L’Histoire est injuste. Après tout, on dit bien qu’elle est écrite par les vainqueurs. Que cela plaise ou non, ce sont ceux qui ont le pouvoir qui façonnent ce que les générations futures retiennent. Certes, nous aimons penser que le temps fait son œuvre et répare les erreurs du passé. Ils sont bien là les travailleurs acharnés qui bataillent pour rectifier les irrégularités enseignées comme vérité, ils redéfinissent l’Histoire, rendent leur authenticité à des récits qui pourraient éclaircir notre époque une fois corrigés. Cependant, aussi louable soit-elle, cette quête de vérité n’en reste pas moins orientée et on le voit bien dans le domaine du cinéma. La réhabilitation est évidemment déjà dépendante de son contexte puisqu’elle est logiquement une réaction à ce qui est jugé d’importance ou non. Mais la nature même du sujet de la réhabilitation vient rarement de notre propre fait. Si le cinéphile se veut un explorateur, il s’oriente souvent vers des domaines plus ou moins cartographiés. Quand on cherche à redorer la stature d’un artiste spolié et jeté hâtivement aux oubliettes de l’Histoire, c’est souvent parce qu’il avait déjà son lot de défenseurs à son époque. Probablement étaient-ils en petit nombre mais ils existaient. Leur ferveur était la graine qui assurerait une potentielle reconnaissance dans le futur. Qu’en est-il de ceux qui n’auront pas su se faire entendre en leurs temps ? Ceux dont les rares admirateurs n’auront pas su/pu entretenir la flamme de l’enthousiasme ? Ceux-là resteront à jamais des oubliés qu’ils le méritent ou non.

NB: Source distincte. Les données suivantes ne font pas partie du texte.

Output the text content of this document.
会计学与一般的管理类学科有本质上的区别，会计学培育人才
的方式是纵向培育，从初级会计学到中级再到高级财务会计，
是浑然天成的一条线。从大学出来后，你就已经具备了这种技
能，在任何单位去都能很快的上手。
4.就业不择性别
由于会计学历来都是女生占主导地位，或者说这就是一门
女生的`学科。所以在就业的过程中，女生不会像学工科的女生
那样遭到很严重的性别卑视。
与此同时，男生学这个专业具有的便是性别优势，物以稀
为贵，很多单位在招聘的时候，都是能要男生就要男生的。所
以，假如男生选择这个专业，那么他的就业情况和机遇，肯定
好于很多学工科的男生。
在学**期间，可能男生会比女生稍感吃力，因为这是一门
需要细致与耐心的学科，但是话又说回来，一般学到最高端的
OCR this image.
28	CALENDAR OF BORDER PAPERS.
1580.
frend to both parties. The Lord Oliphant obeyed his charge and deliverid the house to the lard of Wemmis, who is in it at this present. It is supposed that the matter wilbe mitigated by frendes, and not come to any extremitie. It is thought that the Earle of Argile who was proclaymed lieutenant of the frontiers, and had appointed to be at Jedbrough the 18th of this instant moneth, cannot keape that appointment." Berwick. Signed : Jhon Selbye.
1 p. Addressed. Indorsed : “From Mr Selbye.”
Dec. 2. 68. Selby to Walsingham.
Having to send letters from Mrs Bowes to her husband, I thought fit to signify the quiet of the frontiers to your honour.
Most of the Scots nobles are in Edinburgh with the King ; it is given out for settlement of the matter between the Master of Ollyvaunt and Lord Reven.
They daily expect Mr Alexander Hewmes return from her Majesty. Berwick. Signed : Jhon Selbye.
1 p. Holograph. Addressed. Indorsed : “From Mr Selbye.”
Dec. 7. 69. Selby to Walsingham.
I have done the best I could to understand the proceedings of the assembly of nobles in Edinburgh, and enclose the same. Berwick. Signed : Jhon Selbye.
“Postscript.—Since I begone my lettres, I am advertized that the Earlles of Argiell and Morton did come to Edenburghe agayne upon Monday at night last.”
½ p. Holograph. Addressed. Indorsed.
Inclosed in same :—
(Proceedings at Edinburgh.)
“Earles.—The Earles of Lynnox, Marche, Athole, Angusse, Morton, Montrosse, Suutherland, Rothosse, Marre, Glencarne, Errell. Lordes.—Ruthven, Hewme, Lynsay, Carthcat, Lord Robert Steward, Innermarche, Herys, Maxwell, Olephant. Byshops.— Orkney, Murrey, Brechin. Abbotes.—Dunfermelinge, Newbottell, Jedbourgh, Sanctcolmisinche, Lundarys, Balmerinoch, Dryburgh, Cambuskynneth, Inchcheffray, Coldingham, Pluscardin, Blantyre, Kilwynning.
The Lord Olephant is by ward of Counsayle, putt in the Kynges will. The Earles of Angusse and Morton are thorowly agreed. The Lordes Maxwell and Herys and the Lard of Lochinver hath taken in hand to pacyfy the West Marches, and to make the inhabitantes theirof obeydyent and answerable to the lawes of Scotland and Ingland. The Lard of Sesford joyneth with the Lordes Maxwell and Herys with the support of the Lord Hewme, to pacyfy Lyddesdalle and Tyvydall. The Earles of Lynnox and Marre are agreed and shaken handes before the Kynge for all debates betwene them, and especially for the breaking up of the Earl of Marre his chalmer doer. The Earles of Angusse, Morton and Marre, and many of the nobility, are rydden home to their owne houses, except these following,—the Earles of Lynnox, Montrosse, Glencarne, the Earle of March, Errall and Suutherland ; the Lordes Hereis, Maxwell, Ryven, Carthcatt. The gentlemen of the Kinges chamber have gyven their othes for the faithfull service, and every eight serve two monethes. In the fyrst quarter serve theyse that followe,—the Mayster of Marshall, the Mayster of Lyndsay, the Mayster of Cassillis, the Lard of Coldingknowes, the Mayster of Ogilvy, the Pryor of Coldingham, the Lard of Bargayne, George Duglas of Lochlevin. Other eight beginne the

En 2017, la fondation de Martin Scorsese estimait que la moitié de la production américaine antérieure à 1950 était définitivement perdue. Cette statistique grimpe à 90% pour les œuvres antérieures à 1929. Ce qui a survécu a pu être sauvé par le hasard ou parce qu’il a été jugé digne d’être préservé. A cela se rajoute la situation des films mutilés. Les long-métrages existent toujours et sont accessibles par le public mais dans une version reflétant partiellement la vision du réalisateur à la suite de coupes ou modifications exigées par le studio. Il peut y avoir un désir de réparer un tort et redonner à une œuvre toute la splendeur dont elle a été privée. Seulement, cette ambition nécessite là encore une passion préexistante. On peut comprendre par exemple que des chercheurs ont consacré des années d’efforts à rechercher la version complète du Metropolis de Fritz Lang. Certes, c’est une œuvre échaudée par la critique à sa sortie ; mais elle est signée d’un cinéaste unanimement reconnu, ce qui a aidé à s’y replonger et a permis de le reconsidérer comme un monument même dans son montage amputé. Toute œuvre n’a pas droit à une telle réhabilitation et donc restauration alors que potentiellement elle le mériterait. Pour certains, la sanction imposée à l’époque sera irrémédiable. Face à des échecs financiers et critiques, les studios peuvent juger inutile de conserver le matériel de certaines productions. On sait ainsi que l’éventualité de découvrir une version intégrale d’Event Horizon de Paul W.S. Anderson ou La Lune dans le caniveau de Jean-Jacques Beineix est absolument nulle. Pour d’autres, il manque juste la motivation.

TERRE DE LIBERTE ?

Cela nous conduit à évoquer l’époque de Miramax dans les années 90. Bien avant l’explosion médiatique de ses pratiques d’harcèlement sexuel, Harvey Weinstein était surtout connu comme un « harceleur tout court ». Peter Biskind documenta largement son comportement dans le livre Sexe, Mensonges et Hollywood. On connaît certes la tendance de Biskind à forcer le trait mais son ouvrage n’en relevait pas moins ses méthodes douteuses. Si certains réalisateurs comme Quentin Tarantino seront dans ses petits papiers et n’auront rien à craindre, il n’en ira pas de même pour d’autres. On voit se répéter un schéma de séduction : il promettait monts et merveilles à des cinéastes pour mieux les engueuler lorsqu’ils usaient de cette supposée liberté artistique. S’en suivait une phase de culpabilisation où Weinstein affirmait avoir été trahi pour mieux se draper dans un rôle de sauveur et légitimer la modification du film. Si le cinéaste critiquait ces altérations, Weinstein en remettait une couche en clamant que ledit artiste était un égoïste mettant financièrement en danger le studio et plus encore ses employés.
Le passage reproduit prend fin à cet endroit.